Ma nel frattempo il quadro nazionale cambiò radicalmente.

La crisi energetica seguita alla guerra tra Russia e Ucraina portò il Governo a dichiarare strategici e urgenti gli interventi per aumentare la capacità di rigassificazione del Paese. Da qui la scelta di installare nel porto di Piombino la nave rigassificatrice Golar Tundra.

Il nodo delle aree occupate dal rigassificatore

L’arrivo della nave Snam ha comportato l’occupazione di vaste superfici portuali e della banchina Est, aree che in precedenza erano nella disponibilità di Piombino Industrie Marittime.

Per consentire la prosecuzione delle attività industriali e cantieristiche di PIM, l’Autorità portuale decise di individuare aree compensative all’interno dello scalo, avviando un percorso di revisione delle strategie portuali e ritenendo superato il piano di allocazione approvato nel 2019.
Proprio contro queste decisioni si è mossa Manta Logistics, sostenendo che i lotti già assegnati non potessero essere destinati a PIM e chiedendo anche il risarcimento dei danni.

Perché il Tar ha respinto il ricorso

La sentenza affronta numerosi aspetti tecnici e procedurali.
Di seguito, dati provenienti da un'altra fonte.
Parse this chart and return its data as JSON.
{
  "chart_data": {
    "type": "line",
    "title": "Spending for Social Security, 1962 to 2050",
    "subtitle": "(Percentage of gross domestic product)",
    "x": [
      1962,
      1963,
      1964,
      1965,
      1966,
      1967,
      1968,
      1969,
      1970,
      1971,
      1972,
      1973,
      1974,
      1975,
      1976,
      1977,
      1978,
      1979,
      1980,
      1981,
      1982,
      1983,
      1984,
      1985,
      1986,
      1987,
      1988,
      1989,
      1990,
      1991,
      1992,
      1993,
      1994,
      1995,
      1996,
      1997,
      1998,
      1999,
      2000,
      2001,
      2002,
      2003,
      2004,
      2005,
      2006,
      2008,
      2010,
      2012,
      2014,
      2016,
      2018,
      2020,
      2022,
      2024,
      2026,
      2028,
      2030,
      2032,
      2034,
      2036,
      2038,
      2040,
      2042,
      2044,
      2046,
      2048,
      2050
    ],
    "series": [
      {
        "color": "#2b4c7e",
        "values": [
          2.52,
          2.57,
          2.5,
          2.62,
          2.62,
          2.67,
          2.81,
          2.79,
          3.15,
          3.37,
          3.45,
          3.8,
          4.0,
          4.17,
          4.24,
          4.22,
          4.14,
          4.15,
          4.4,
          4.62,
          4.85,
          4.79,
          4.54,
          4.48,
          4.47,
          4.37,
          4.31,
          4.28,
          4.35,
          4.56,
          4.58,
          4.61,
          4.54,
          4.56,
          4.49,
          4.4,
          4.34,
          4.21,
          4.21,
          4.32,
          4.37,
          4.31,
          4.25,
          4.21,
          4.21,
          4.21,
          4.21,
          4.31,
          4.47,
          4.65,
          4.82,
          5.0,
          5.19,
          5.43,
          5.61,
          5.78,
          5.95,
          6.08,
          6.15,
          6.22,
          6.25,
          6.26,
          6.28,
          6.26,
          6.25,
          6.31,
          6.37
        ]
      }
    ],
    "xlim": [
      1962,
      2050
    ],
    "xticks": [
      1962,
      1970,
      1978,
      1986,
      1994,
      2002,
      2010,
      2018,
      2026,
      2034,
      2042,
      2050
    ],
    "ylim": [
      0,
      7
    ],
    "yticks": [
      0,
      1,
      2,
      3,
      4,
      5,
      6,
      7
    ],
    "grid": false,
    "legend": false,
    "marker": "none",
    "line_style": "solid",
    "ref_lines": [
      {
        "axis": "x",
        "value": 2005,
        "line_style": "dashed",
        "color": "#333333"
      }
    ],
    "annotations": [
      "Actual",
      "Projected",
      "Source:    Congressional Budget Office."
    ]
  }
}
Secondo i giudici, Manta non impugnò nei tempi previsti alcuni atti fondamentali del procedimento, in particolare gli avvisi pubblicati dall’Autorità portuale nel 2023 e nel 2024 con i quali veniva resa nota la richiesta di ampliamento della concessione da parte di PIM. Inoltre la società non presentò osservazioni, opposizioni o istanze concorrenti durante quelle procedure.

Per questo motivo il Tar ha dichiarato inammissibili gran parte delle contestazioni rivolte contro l’assegnazione delle aree a Piombino Industrie Marittime.

«L’interesse pubblico prevale»

Nelle motivazioni emerge un passaggio particolarmente significativo.

Il collegio sottolinea che gli eventi degli ultimi anni – dalla pandemia alla guerra in Ucraina, fino all’emergenza energetica nazionale – hanno modificato profondamente il contesto economico e strategico nel quale era nato il progetto del 2019.

Per i giudici, la decisione di assegnare aree compensative a PIM e di rivedere la pianificazione del porto non appare né illogica né irragionevole, anche perché finalizzata a garantire la continuità di un’attività produttiva già esistente e considerata strategica per il porto.

La sentenza afferma inoltre che il tema della sicurezza energetica nazionale costituisce un interesse pubblico prevalente rispetto alle aspettative maturate da Manta Logistics nell’ambito della procedura avviata anni prima.

Confermata anche la revoca del lotto 1

I giudici hanno confermato anche la legittimità della revoca dell’aggiudicazione definitiva del lotto 1.

Secondo il TAR, le mutate condizioni del porto, l’incertezza legata all’evoluzione futura del rigassificatore, le nuove strategie di sviluppo dello scalo e alcuni elementi relativi all’operatività del progetto presentato da Manta giustificavano la scelta dell’Autorità portuale di interrompere il percorso concessorio.

Respinta anche la richiesta di risarcimento danni avanzata dalla società ricorrente.

Una sentenza destinata a pesare sul futuro del porto

La decisione del Tar rappresenta uno dei pronunciamenti più rilevanti degli ultimi anni per il porto di Piombino.

Di fatto viene riconosciuta la legittimità delle scelte adottate dopo l’arrivo del rigassificatore e viene sancito che il piano di sviluppo immaginato prima della crisi energetica del 2022 non può più essere considerato il riferimento esclusivo per l’organizzazione degli spazi portuali.

Per Piombino Industrie Marittime si tratta di una vittoria significativa. Per il porto di Piombino, invece, è la conferma che l’arrivo della Golar Tundra continua a produrre effetti concreti non solo sul piano energetico nazionale, ma anche sugli assetti industriali e logistici dello scalo.